Thematische Einordnung und Problemlage
Mit der Einführung des Schweizer Volksschulcurriculums (Lehrplan21) wurde dem Übertritt von der Sekundarstufe I in die Sekundarstufe II eine grosse Bedeutung zugeschrieben. Folglich wurde das Modul Berufliche Orientierung in den Lehrplan21 integriert. Der fächerübergreifende Berufswahlunterricht auf der Sekundarstufe I soll die Jugendlichen bis zum Ende der obligatorischen Schweizer Volksschule unterstützen, sich alle notwendigen Kompetenzen anzueignen, um eine bewusste und individuell passende Entscheidung hinsichtlich ihrer Erstausbildung zu treffen (vgl.
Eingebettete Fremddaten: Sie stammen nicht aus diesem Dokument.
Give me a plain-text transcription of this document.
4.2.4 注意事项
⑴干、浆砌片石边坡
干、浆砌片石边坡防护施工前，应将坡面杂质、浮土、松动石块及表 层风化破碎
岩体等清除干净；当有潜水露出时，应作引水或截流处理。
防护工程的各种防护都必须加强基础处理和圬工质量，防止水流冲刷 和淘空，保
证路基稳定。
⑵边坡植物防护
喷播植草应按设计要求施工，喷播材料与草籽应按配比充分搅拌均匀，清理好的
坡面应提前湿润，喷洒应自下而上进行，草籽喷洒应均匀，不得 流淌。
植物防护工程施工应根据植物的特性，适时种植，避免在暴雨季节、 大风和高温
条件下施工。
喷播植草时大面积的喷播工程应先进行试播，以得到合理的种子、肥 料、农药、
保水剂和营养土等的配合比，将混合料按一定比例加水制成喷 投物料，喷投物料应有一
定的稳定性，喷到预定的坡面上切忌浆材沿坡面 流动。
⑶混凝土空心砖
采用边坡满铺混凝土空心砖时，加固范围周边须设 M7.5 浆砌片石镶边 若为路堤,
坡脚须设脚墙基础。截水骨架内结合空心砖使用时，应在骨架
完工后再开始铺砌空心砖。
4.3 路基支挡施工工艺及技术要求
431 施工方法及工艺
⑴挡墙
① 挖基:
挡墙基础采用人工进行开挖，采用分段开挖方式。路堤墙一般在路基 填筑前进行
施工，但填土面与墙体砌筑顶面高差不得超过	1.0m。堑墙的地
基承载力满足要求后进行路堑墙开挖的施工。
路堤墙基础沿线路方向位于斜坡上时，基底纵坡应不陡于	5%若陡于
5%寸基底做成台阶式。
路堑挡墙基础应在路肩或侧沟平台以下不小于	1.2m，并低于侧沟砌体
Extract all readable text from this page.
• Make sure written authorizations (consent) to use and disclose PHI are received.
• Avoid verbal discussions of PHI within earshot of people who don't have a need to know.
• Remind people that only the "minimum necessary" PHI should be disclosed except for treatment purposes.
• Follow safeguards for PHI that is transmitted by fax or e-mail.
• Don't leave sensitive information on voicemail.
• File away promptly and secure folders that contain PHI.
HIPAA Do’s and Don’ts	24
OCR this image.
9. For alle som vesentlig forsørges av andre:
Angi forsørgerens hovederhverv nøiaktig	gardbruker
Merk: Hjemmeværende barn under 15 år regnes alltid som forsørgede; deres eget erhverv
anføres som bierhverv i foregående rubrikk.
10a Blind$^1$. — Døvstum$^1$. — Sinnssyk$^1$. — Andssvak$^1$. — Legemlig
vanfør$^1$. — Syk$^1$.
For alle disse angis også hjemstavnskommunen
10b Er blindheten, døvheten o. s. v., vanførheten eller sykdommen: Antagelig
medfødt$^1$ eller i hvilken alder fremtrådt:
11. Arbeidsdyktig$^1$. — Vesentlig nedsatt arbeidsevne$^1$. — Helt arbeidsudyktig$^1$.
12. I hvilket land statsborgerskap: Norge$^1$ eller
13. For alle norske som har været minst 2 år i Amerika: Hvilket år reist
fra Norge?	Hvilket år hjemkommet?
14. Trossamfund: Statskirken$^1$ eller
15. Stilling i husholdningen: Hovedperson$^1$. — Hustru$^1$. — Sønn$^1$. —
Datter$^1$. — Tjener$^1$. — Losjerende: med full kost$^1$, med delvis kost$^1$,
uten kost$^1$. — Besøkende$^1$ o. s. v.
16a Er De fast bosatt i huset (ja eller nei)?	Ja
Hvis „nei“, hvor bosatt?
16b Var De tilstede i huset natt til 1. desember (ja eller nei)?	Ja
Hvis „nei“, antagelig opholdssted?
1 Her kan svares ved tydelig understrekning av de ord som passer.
D-EDK, 2014; D-EDK, 2016). 
Untersuchungen zeigten, dass sich in Schweizer bildungs- als auch berufsspezifischen Karrierebiografien deutliche geschlechtstypische Segregationsmuster einnisteten. So entscheiden sich Frauen und Männer vorwiegend für Berufs- oder Studienrichtungen, in welchen eine Dominanz des eigenen Geschlechts vorherrscht (vgl. Makarova, Lüthi & Hofmann, 2017). Eine horizontale Geschlechtersegregation im Kontext der beruflichen Karriere hat zdem eine negative Wirkung auf die Lebenschancen von Frauen und Männern, beeinflusst junge Lernende hinsichtlich ihrer individuellen Berufswahl und führt zu Engpässen bei der Rekrutierung von Fachpersonal; vor allem im Bereich der MINT-Fachgebiete (vgl. Gottfredson, 2002; Makarova et al., 2017).  
Eine Möglichkeit Jugendlichen den Schweizer Bildungsraum zugänglich zu machen und einer geschlechtssegregierenden Entwicklung entgegenzutreten, bieten Serious Games. Die Spiele mit Simulationscharakter zielen darauf ab, dass sich Spielende nach gegebenen Regeln auf unterhaltsame Art und Weise mit unterschiedlichen Fachbereichen auseinanderzusetzen. Meist treten sie als Computerspiele auf (Hainey, Connolly, Stansfield & Boyle, 2011). Internationale Studien weisen darauf hin, dass Serious Games im schulischen Kontext sowohl das Interesse, die Lernbereitschaft, das Lernverhalten, die Motivation als auch den Lernerfolg positiv beeinflussen können (vgl. Hainey et al., 2011; Chu & Chang, 2014; Iten & Petko, 2016; Vu & Feinstein, 2017; Yang et al., 2018).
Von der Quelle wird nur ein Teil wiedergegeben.